President Donald Trump holds a chart on reciprocal tariffs during an event titled ‘Make America Wealthy Again’, at the White House in Washington, DC. Trump geared up to unveil sweeping new ‘Liberation Day’ tariffs in a move that threatens to ignite a devastating global trade war.
Image: Brendan Smialowski/AFP
The spectre of diplomatic strife between South Africa and the United States looms heavily over the upcoming Presidential G20 Summit to be held in Johannesburg later this year, particularly as the diplomatic tensions between the two countries continue to harden.
Over the weekend, US President Donald Trump took to his Truth Social platform to express doubts about the participation of the US delegation in the summit.
While he described the G20 meeting as “very important”, Trump coupled this endorsement with unfounded allegations concerning violence against white farmers and land confiscation in South Africa.
The G20 membership not only boosts the national prestige of South Africa on the world stage but provides a useful platform for the government to coordinate global policy approaches on a wide range of issues.
Speaking exclusively to Business Report on Saturday, Michael Walsh, a senior fellow at a US think-tank the Foreign Policy Research Institute, said Trump was signalling that he valued the G20 as an important international forum for the US despite being not known for putting much value on international forums.
Walsh said South Africa’s chosen themes for the G20 Presidency - solidarity, equality, and sustainability - had put it in “direct confrontation” with the Trump administration's strategic priorities.
Walsh said the Trump administration was likely to argue that South Africa lacked the meritocratic qualifications to maintain its status within this elite group and was only there on the Diversity, Equity, and Inclusion (DEI) since it has the lowest GDP of all the G20 Member States.
He said there were two ways that South Africa could lose its seat at the G20 table.
“The first is that its membership could be suspended or terminated by the other members. That could happen for a wide range of reasons (e.g., meritocracy; State sponsor of terrorism designation). The second is that the G20 could cease to exist as an international forum,” Walsh said.
“Since the Trump administration values individuality and values meritocracy, you basically have opened up the opportunity to put these things into play. If the Government of South Africa lost its seat at the table, then South Africa would become more politically and economically disconnected from the United States and other Western countries.”
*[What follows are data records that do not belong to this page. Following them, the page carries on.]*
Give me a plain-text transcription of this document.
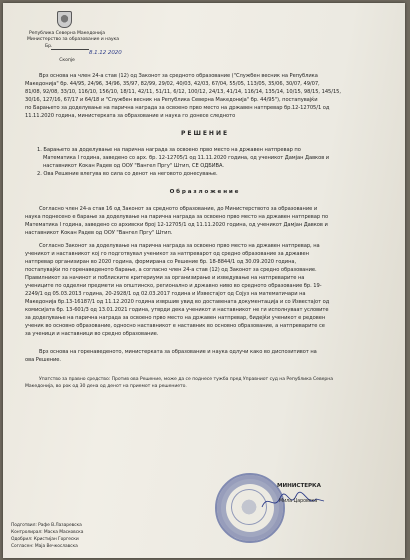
Република Северна Македонија
Министерство за образование и наука
Бр.
8.1.12 2020
Скопје
Врз основа на член 24-а став (12) од Законот за средното образование ("Службен весник на Република
Македонија" бр. 44/95, 24/96, 34/96, 35/97, 82/99, 29/02, 40/03, 42/03, 67/04, 55/05, 113/05, 35/06, 30/07, 49/07,
81/08, 92/08, 33/10, 116/10, 156/10, 18/11, 42/11, 51/11, 6/12, 100/12, 24/13, 41/14, 116/14, 135/14, 10/15, 98/15, 145/15,
30/16, 127/16, 67/17 и 64/18 и "Службен весник на Република Северна Македонија" бр. 44/95"), постапувајќи
по Барањето за доделување на парична награда за освоено прво место на државен натпревар бр.12-12705/1 од
11.11.2020 година, министерката за образование и наука го донесе следното
Р Е Ш Е Н И Е
1. Барањето за доделување на парична награда за освоено прво место на државен натпревар по
Математика I година, заведено со арх. бр. 12-12705/1 од 11.11.2020 година, од ученикот Дамјан Давков и
наставникот Кокан Радев од ООУ "Вангел Пргу" Штип, СЕ ОДБИВА.
2. Ова Решение влегува во сила со денот на неговото донесување.
О б р а з л о ж е н и е
Согласно член 24-а став 16 од Законот за средното образование, до Министерството за образование и
наука поднесено е барање за доделување на парична награда за освоено прво место на државен натпревар по
Математика I година, заведено со архивски број 12-12705/1 од 11.11.2020 година, од ученикот Дамјан Давков и
наставникот Кокан Радев од ООУ "Вангел Пргу" Штип.
Согласно Законот за доделување на парична награда за освоено прво место на државен натпревар, на
ученикот и наставникот кој го подготвувал ученикот за натпреварот од средно образование за државен
натпревар организиран во 2020 година, формирана со Решение бр. 18-8844/1 од 30.09.2020 година,
постапувајќи по горенаведеното барање, а согласно член 24-а став (12) од Законот за средно образование.
Правилникот за начинот и поблиските критериуми за организирање и изведување на натпреварите на
учениците по одделни предмети на општинско, регионално и државно ниво во средното образование бр. 19-
2249/1 од 05.03.2013 година, 20-2928/1 од 02.03.2017 година и Известајот од Сојуз на математичари на
Македонија бр.13-16187/1 од 11.12.2020 година извршив увид во доставената документација и со Известајот од
комисијата бр. 13-601/3 од 13.01.2021 година, утврди дека ученикот и наставникот не ги исполнуваат условите
за доделување на парична награда за освоено прво место на државен натпревар, бидејќи ученикот е редовен
ученик во основно образование, односно наставникот е наставник во основно образование, а натпреварите се
за ученици и наставници во средно образование.
Врз основа на горенаведеното, министерката за образование и наука одлучи како во диспозитивот на
ова Решение.
Упатство за правно средство: Против ова Решение, може да се поднесе тужба пред Управниот суд на Република Северна
Македонија, во рок од 30 дена од денот на приемот на решението.
МИНИСТЕРКА
Мила Царовска
Подготвил: Рафе В.Лазаревска
Контролирал: Маска Масковска
Одобрил: Кристијан Горгески
Согласен: Маја Вечкославска
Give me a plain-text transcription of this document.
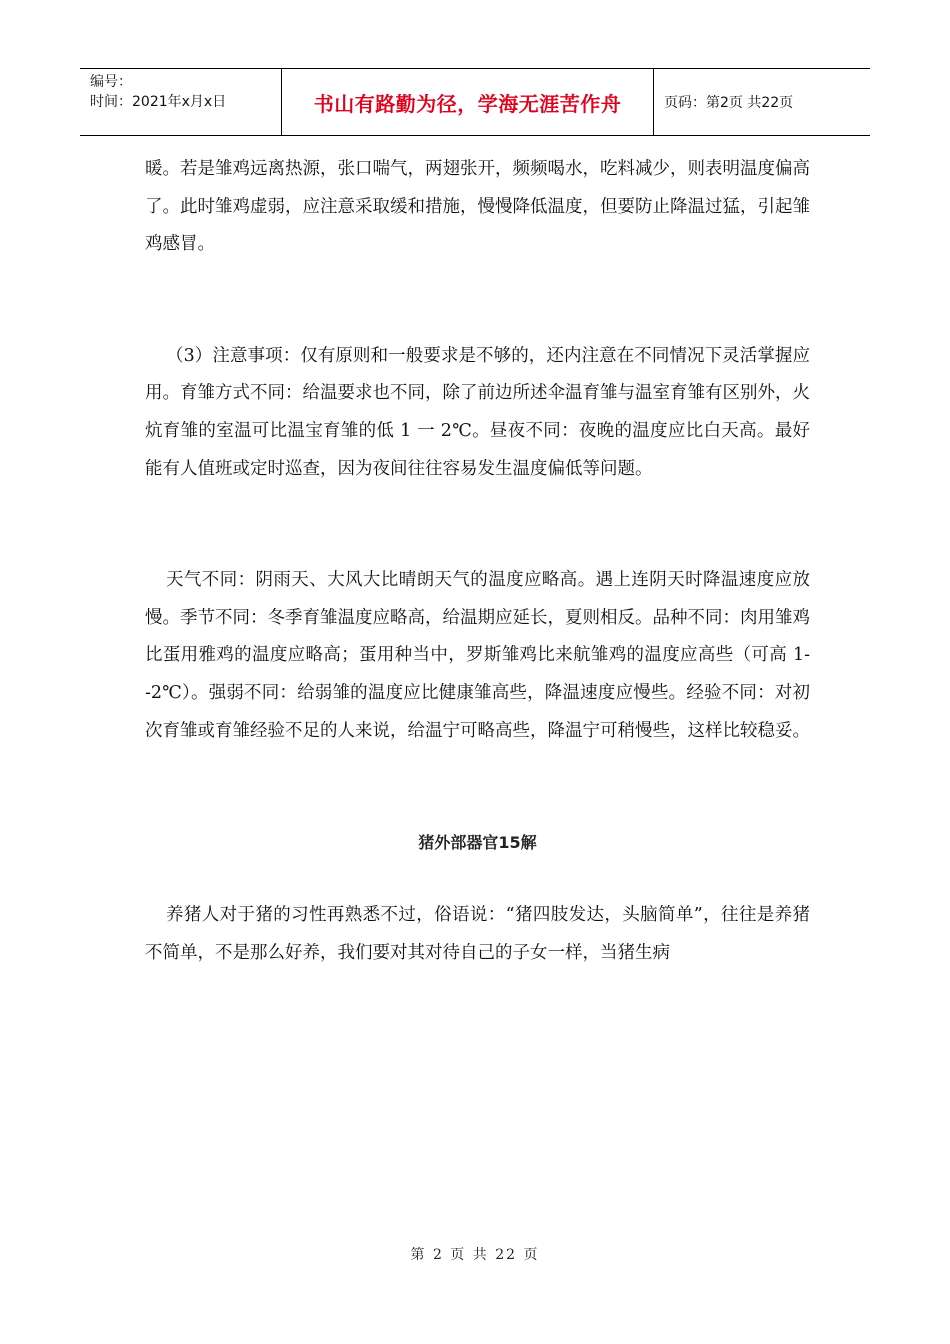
编号：
时间：2021年x月x日	书山有路勤为径，学海无涯苦作舟	页码：第2页 共22页

暖。若是雏鸡远离热源，张口喘气，两翅张开，频频喝水，吃料减少，则表明温度偏高了。此时雏鸡虚弱，应注意采取缓和措施，慢慢降低温度，但要防止降温过猛，引起雏鸡感冒。

（3）注意事项：仅有原则和一般要求是不够的，还内注意在不同情况下灵活掌握应用。育雏方式不同：给温要求也不同，除了前边所述伞温育雏与温室育雏有区别外，火炕育雏的室温可比温宝育雏的低 1 一 2℃。昼夜不同：夜晚的温度应比白天高。最好能有人值班或定时巡查，因为夜间往往容易发生温度偏低等问题。

天气不同：阴雨天、大风大比晴朗天气的温度应略高。遇上连阴天时降温速度应放慢。季节不同：冬季育雏温度应略高，给温期应延长，夏则相反。品种不同：肉用雏鸡比蛋用雅鸡的温度应略高；蛋用种当中，罗斯雏鸡比来航雏鸡的温度应高些（可高 1--2℃）。强弱不同：给弱雏的温度应比健康雏高些，降温速度应慢些。经验不同：对初次育雏或育雏经验不足的人来说，给温宁可略高些，降温宁可稍慢些，这样比较稳妥。

猪外部器官15解

养猪人对于猪的习性再熟悉不过，俗语说：“猪四肢发达，头脑简单”，往往是养猪不简单，不是那么好养，我们要对其对待自己的子女一样，当猪生病

第 2 页 共 22 页
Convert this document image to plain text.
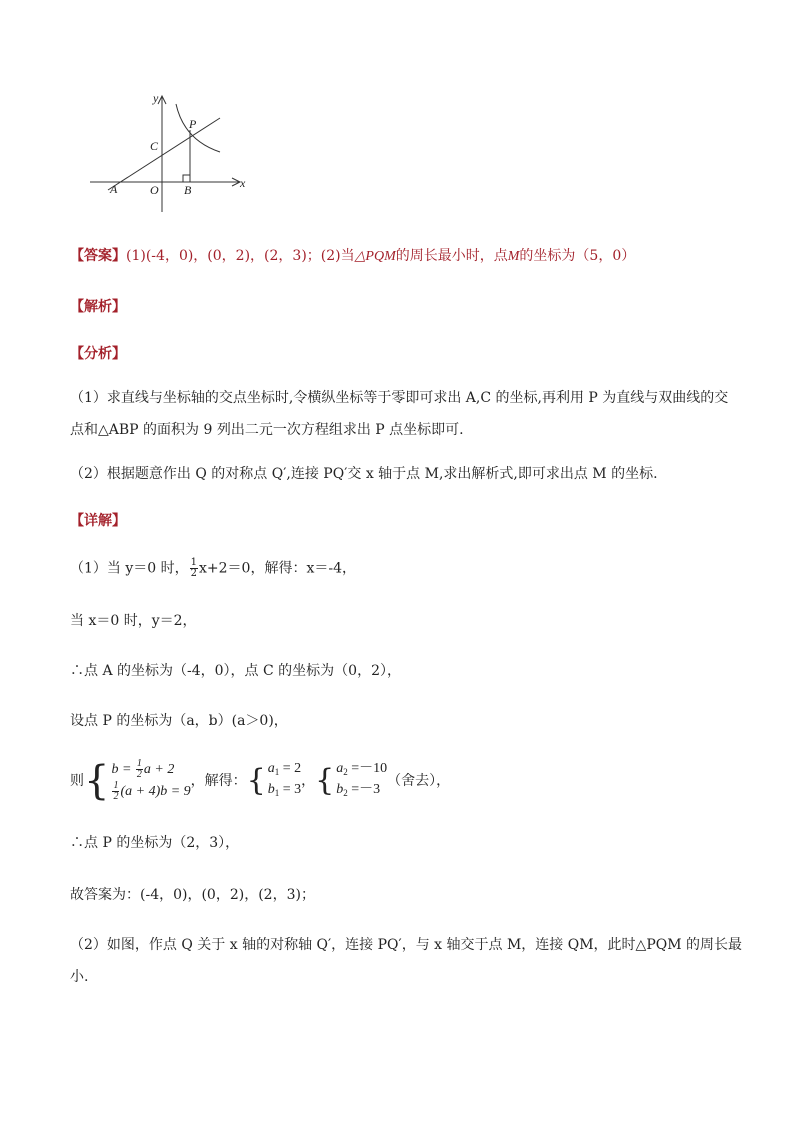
y
x
P
C
A	O B
【答案】(1)(-4，0)，(0，2)，(2，3)；(2)当△PQM的周长最小时，点M的坐标为（5，0）
【解析】
【分析】
（1）求直线与坐标轴的交点坐标时,令横纵坐标等于零即可求出 A,C 的坐标,再利用 P 为直线与双曲线的交
点和△ABP 的面积为 9 列出二元一次方程组求出 P 点坐标即可.
（2）根据题意作出 Q 的对称点 Q′,连接 PQ′交 x 轴于点 M,求出解析式,即可求出点 M 的坐标.
【详解】
（1）当 y＝0 时， $\frac{1}{2} x+2=0$，解得：x＝-4，
当 x＝0 时，y＝2，
∴点 A 的坐标为（-4，0），点 C 的坐标为（0，2），
设点 P 的坐标为（a，b）(a＞0)，
则{ $b = \frac{1}{2}$ a + 2
$\frac{1}{2} (a + 4)b = 9$
，解得：{ $a_1 = 2$
$b_1 = 3$
，{ $a_2 =-10$
$b_2 =-3$
（舍去），
∴点 P 的坐标为（2，3），
故答案为：(-4，0)，(0，2)，(2，3)；
（2）如图，作点 Q 关于 x 轴的对称轴 Q′，连接 PQ′，与 x 轴交于点 M，连接 QM，此时△PQM 的周长最
小.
In March, Western countries under the European Union (EU) pledged €4.7 billion – around R90bn – to support the just energy transition in South Africa after the US pulled its $1bn commercial investment from the Just Energy Transition (JET) partnerships.
However, Walsh said EU Member States probably would not be able to go to the G20 Summit and would not be able to fulfill their investment pledges to South Africa if South Africa was designated as a State sponsor of terrorism over its relation with the Hamas and Iran.
“If the US moves forward with that designation, it would have very severe consequences for the aid that South Africa's government could receive from any US allies or partners around the world, not just the EU,” Walsh said.
“So I think that's why this discussion around the targeted sanctions, the whole way up to the State sponsor of terrorism designation carries huge implications because even if the EU wanted to make that commitment, the EU would have a very huge challenge once you start putting sanctions regimes in place.
“The EU would potentially have to violate some of those sanctions or violate that designation in order to provide that aid, and that's gonna be a huge problem for them as well.”
South Africa already looks likely to lose out the benefits of the African Growth and Opportunity Act (Agoa), a trade preference program, later this year in spite of Trump temporarily suspending 31% tariffs he had imposed on imports from the country.
Joel Pollak, editor of American far-right syndicated news, Breitbart, who was also tipped to be US Ambassador to South Africa, on Friday said there was a unique window of time to get these differences ironed out and reach a bilateral agreement before the G20 Summit.
“I think the onus is on the South African government. If it wants to be seen as having successfully led the G20 rather than having been the country in charge when the G20 lost its relevance and essentially fell apart, then I think South Africa needs to start making compromises,” Pollak said.
“I think the G20 summit could be extremely successful and you could see senior members of the United States government, perhaps even the President attending and South Africa handing off the presidency of the G20 to the United States in a triumphant way in a way the G20 summit gives us a kind of vision of what could be possible if these differences can be resolved.”